Certes, toutes les propositions n’étaient pas formulées de façon à pouvoir être « sans filtrable ». On a toujours été d’accord pour sans filtrer les sans filtrable. Les autres pouvaient faire l’objet d’un travail. Mais par exemple, le malus sur les voitures les plus polluantes, c’était sans filtrable! Quand on relève le poids de 1,4 à 1,8 tonnes et que ça réduit le nombre de voitures concernées par le malus, qu’on ne vienne pas me dire que ça relève de la compétence technique des ministères! C’est clairement l’intérêt de l’industrie automobile. Il faut arrêter de prendre les gens pour des imbéciles. Si le ministère de la Transition écologique faisait un travail technique pour améliorer la rédaction des propositions des citoyens, en respectant leur ambition, on ne serait pas en train de faire des pétitions! Je suis prêt à travailler avec un gouvernement avec lequel je ne partage pas tout un tas d’options – par exemple les violences policières me révoltent – mais il faut un peu de bonne foi et d’honnêteté de leur côté.
Le texte est attendu en mars à l’Assemblée, faites-vous confiance aux députés pour l’améliorer?
J’ai envie de leur faire confiance. Parmi eux, il y en a plein qui ont vraiment envie que l’écologie avance. La difficulté en France, est que le Parlement n’a pas les moyens d’instruire de façon aussi précise que le gouvernement les propositions de la Convention citoyenne. C’est pour ça que le « sans filtre » n’est pas appliqué. Le rôle du Parlement dans la Ve République est faible. Mais si les députés peuvent améliorer le débat, je dis chiche!
Si on aboutit à un projet de loi climat vraiment ambitieux qui répond aux objectifs fixés par les Accords de Paris, je serai le premier à applaudir
Même si toutes les propositions ne sont pas reprises, ce sera le texte le plus important du quinquennat sur l’écologie. N’est-ce pas déjà une avancée?

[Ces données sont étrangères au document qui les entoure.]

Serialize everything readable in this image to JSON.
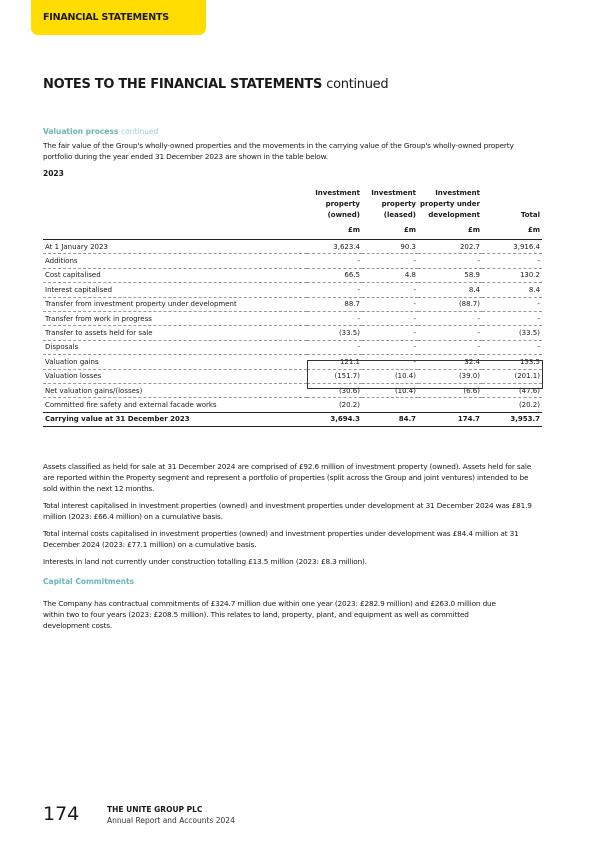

Contrairement à ce que Macron affirme, personne n’a dit que les propositions étaient à prendre ou à laisser. Personne ne dit « si vous ne prenez pas tout, c’est nul ». Si on aboutit à un projet de loi climat vraiment ambitieux qui répond aux objectifs fixés par les Accords de Paris, je serai le premier à applaudir. Mais vous voyez bien : le mandat des citoyens était de réduire les objectifs d’émissions de gaz à effet de serre de 40% d’ici à 2030 par rapport au niveau de 1990, l’Union européenne va rehausser son objectif entre 50 et 55%, la Grande-Bretagne vient d’annoncer qu’elle fixait – 68% ; donc réduire la portée des propositions de la Convention, malheureusement, ça va nous emmener à une réduction de 20% au mieux des émissions. Or, pour être dans les clous des Accords de Paris, la France devrait réduire de 60 ou 65% ses émissions. La vraie question est là, ce n’est pas seulement une question politique : est-on à la hauteur du problème qui se pose à nous et qui est un problème d’urgence vitale pour les générations futures?